【NY市場】明日のイベント前にドル売り強まる 景気の先行きや貿易問題も重石に

 きょうのNY為替市場はドル売りが優勢となり、ドル円は一時111円台を割り込む場面も見られた。きょうは円高の動きも加わっている。米株式市場が下落したほか、米国債利回りも下げており、ドル円を圧迫。

 景気の先行きや貿易問題が重石となった。トランプ政権がEUによるエアバスへの助成金に関連して110億ドル相当のEUからの輸入品に関税賦課を検討していることが伝わったほか、IMFが今年の世界経済の見通しを3.3%に下方修正し、金融危機以来の低水準に修正した。また、市場では今週から始まる米企業決算への警戒感も高まっている模様。2016年第2四半期以来の減益決算が見込まれている。

 また、明日は4つの重要イベントが重なるビック・ウェンズデーとなる。欧州ではEU首脳会談とECB理事会、そして、米国では米消費者物価指数(CPI)とFOMC議事録の発表が予定されており、ポジション調整も活発に出ていたようだ。

 市場では年内の利下げを6割程度の確率で織り込むなど、利下げ期待が高まっている。FRBはまだ年内の利下げ期待には言及していないが、その可能性が高まるようだとドルは圧迫されると見ているのかもしれない。ただ、市場は米経済の景気後退まではまだ織り込む動きは見られていないようだ。

 ドル円は200日線を再び下回り21日線付近まで下落。戻り売りが更に強まるか警戒される動きも出ているが、目先は100日線が110.90円付近に来ており意識される。

 ユーロドルは買い戻しが優勢となった。ユーロドルは1.1280ドル近辺まで一時上昇し、21日線に顔合せする動き。トランプ政権の関税賦課検討の発表も、きょうのところはユーロへの反応は限定的で、ネガティブな影響は自動車ほどは広がらないとの見方も出ているようだ。しかし、今後の展開次第ではユーロの上値を重くするとの指摘も聞かれた。

 明日のECB理事会だが、ユーロ相場の方向感に大きな影響は与えないであろうと見られている。一部からはマイナス金利の銀行への悪影響を軽減するため、マイナス金利を導入している預金金利に階層措置が導入されるとの見方も出ていた。しかし、今回はECBは動かないとの予想が多い。
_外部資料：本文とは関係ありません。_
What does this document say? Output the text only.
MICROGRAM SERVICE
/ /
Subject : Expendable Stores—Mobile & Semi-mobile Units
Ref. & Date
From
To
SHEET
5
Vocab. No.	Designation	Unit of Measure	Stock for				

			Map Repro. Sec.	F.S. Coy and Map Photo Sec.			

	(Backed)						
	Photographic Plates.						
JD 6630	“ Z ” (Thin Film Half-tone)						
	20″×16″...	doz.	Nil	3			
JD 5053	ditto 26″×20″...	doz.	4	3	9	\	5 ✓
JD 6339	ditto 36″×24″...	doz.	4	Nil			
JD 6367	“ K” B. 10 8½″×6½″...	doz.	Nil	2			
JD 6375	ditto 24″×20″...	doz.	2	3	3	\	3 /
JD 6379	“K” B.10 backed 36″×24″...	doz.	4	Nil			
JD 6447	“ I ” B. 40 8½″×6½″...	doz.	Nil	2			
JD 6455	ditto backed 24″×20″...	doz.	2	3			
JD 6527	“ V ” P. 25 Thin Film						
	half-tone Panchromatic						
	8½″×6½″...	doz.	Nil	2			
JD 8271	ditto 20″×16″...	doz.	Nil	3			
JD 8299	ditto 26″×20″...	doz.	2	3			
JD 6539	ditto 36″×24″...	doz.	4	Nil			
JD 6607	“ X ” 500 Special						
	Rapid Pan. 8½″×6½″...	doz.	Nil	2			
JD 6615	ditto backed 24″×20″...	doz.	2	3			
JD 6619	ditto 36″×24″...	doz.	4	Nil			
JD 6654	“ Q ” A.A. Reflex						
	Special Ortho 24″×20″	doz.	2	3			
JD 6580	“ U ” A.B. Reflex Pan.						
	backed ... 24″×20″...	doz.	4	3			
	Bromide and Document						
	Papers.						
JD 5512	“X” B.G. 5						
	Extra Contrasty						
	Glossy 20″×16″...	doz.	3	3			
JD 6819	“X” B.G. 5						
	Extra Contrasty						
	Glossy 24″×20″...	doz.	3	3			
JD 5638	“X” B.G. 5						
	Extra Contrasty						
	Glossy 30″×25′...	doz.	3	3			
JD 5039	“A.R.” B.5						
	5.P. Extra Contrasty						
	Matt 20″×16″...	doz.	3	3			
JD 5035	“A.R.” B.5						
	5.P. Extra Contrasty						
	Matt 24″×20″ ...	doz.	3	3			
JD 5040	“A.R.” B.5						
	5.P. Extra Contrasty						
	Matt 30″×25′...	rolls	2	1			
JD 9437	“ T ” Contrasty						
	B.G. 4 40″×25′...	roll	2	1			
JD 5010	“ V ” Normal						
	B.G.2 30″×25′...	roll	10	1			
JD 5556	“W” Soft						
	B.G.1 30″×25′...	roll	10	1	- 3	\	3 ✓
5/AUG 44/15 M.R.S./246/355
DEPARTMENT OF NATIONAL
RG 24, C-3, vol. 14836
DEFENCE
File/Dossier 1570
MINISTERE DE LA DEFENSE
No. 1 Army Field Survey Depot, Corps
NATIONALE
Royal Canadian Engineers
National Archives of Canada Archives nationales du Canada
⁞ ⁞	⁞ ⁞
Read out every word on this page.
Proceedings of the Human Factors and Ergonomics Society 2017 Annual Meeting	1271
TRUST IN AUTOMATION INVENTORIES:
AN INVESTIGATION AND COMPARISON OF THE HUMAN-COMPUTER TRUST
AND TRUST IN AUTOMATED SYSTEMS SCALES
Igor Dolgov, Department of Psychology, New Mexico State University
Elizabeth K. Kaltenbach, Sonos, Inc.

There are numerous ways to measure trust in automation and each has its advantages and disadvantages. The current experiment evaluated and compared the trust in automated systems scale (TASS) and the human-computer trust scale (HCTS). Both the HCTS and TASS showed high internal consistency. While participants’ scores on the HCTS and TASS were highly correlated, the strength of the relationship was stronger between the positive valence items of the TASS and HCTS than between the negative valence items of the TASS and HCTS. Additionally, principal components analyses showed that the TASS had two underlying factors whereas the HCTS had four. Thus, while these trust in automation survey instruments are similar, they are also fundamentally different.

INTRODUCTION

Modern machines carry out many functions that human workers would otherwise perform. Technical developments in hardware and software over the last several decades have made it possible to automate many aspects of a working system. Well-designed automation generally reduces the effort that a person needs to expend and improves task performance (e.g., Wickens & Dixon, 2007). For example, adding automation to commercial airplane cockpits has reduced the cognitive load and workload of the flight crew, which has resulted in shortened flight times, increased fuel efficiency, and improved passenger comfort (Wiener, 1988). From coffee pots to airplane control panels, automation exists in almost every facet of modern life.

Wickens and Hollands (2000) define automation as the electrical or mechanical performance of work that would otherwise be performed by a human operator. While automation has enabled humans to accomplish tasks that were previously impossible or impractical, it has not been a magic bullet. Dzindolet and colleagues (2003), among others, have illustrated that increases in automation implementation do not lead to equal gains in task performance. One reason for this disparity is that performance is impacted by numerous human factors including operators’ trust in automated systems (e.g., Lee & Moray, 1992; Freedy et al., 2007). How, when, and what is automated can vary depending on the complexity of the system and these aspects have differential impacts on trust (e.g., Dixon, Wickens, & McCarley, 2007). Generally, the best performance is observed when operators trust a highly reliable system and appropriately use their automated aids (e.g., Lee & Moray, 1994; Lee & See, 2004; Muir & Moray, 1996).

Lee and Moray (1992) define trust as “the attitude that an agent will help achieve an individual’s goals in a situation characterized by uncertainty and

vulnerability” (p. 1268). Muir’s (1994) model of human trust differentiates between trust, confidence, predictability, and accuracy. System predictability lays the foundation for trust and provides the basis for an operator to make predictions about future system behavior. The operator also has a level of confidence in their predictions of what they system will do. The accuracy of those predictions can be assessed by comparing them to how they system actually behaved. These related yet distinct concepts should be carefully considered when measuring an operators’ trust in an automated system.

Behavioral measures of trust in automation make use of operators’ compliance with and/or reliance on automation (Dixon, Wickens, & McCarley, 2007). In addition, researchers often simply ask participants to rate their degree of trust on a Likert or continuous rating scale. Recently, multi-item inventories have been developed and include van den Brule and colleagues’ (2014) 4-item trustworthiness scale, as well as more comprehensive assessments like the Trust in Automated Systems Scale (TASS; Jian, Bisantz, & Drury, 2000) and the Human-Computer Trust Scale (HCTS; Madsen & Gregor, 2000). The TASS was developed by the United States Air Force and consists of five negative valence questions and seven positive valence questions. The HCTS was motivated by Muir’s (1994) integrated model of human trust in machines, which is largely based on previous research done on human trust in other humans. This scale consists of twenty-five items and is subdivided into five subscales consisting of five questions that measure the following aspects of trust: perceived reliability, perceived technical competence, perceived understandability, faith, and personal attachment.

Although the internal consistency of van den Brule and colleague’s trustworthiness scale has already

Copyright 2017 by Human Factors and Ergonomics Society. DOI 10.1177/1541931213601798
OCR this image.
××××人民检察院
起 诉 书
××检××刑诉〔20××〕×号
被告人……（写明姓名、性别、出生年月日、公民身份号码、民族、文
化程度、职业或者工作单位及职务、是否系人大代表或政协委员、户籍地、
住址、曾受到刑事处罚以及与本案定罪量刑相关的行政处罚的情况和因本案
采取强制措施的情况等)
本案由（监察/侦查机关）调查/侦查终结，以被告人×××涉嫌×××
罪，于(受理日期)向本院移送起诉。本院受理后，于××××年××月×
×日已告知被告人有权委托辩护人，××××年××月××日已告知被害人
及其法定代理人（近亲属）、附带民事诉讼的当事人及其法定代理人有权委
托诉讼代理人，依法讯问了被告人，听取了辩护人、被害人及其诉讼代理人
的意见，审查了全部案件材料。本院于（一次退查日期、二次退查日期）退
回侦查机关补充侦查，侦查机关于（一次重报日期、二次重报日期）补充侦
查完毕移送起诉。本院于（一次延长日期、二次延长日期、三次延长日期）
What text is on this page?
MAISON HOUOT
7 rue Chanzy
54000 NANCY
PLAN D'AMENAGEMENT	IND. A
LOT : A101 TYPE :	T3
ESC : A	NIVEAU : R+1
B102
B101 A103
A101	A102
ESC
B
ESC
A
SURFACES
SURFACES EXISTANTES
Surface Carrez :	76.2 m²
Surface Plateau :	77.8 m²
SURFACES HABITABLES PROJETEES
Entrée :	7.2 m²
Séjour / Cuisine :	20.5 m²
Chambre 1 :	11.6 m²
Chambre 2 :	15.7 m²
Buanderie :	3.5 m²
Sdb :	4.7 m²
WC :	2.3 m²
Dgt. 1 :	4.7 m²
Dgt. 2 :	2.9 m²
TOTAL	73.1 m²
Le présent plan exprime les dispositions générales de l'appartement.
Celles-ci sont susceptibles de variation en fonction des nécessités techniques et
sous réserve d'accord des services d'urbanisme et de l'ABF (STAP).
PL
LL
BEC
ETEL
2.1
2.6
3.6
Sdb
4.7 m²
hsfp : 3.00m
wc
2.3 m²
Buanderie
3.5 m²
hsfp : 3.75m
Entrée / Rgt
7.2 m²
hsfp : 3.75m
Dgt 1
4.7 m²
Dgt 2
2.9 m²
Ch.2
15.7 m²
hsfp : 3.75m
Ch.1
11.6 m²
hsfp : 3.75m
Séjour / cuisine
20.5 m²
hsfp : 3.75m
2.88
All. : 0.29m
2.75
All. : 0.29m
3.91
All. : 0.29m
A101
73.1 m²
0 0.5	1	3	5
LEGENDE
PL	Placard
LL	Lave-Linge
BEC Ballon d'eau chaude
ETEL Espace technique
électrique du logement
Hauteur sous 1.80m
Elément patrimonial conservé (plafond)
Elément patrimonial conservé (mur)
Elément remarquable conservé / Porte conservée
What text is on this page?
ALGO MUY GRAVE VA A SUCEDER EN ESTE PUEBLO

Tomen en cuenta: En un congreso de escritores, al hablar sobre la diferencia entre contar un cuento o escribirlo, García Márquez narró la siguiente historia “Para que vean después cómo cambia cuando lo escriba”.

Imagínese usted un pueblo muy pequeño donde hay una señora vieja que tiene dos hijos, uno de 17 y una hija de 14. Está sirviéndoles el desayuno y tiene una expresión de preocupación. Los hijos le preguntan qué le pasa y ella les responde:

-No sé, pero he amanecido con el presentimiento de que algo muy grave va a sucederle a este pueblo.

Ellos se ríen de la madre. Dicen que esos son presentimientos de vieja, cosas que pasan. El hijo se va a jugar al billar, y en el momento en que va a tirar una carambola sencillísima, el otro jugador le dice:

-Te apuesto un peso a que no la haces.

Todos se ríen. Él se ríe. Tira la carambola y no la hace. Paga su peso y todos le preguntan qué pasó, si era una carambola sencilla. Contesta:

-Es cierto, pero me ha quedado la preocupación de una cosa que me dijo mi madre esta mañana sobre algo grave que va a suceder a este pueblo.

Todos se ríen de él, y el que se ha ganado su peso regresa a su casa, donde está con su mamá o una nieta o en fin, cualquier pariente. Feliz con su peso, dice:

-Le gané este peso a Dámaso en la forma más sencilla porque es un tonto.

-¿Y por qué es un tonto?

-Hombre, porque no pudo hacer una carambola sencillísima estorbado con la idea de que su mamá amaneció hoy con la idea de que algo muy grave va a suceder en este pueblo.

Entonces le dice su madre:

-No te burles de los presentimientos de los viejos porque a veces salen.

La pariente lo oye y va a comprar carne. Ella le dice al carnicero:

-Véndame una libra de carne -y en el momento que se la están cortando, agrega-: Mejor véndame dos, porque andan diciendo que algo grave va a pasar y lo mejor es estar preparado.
ただ、ドラギ総裁の会見は注目で、9月復活予定の長期リファイナンスオペの詳細や、直近の経済指標への見解、そして、預金金利の階層的措置に関する言及が注目されるとしている。

 ポンドはNY時間に入っても売りが続き、ポンドドルは1.30ドル台前半、ポンド円は144円台に下落。ロンドン時間にはドイツのメルケル首相がバックストップに5年の期限を設定することを提案したとの報道が流れ買いが強まる場面も見られたが、ドイツ政府が否定して来たことから一時的な動きに留まっている。NY時間に入ってスラック英首相報道官が、「明日のEU首脳会議の前にメイ首相がツスクEU大統領と会談し、英国は最も期間の短い延期を求める」との発言が伝わったことでポンド売りが強まった。

 合意なき離脱は回避されるとの慎重にして楽観的な見通しからポンドは底堅さも見られているもののきょうは、明日のEU首脳会議を前にしてロングの調整が強まっている模様。このところ政治イベントに焦点が集まっているが、経済のファンダメンタルズへの影響も計り知れない。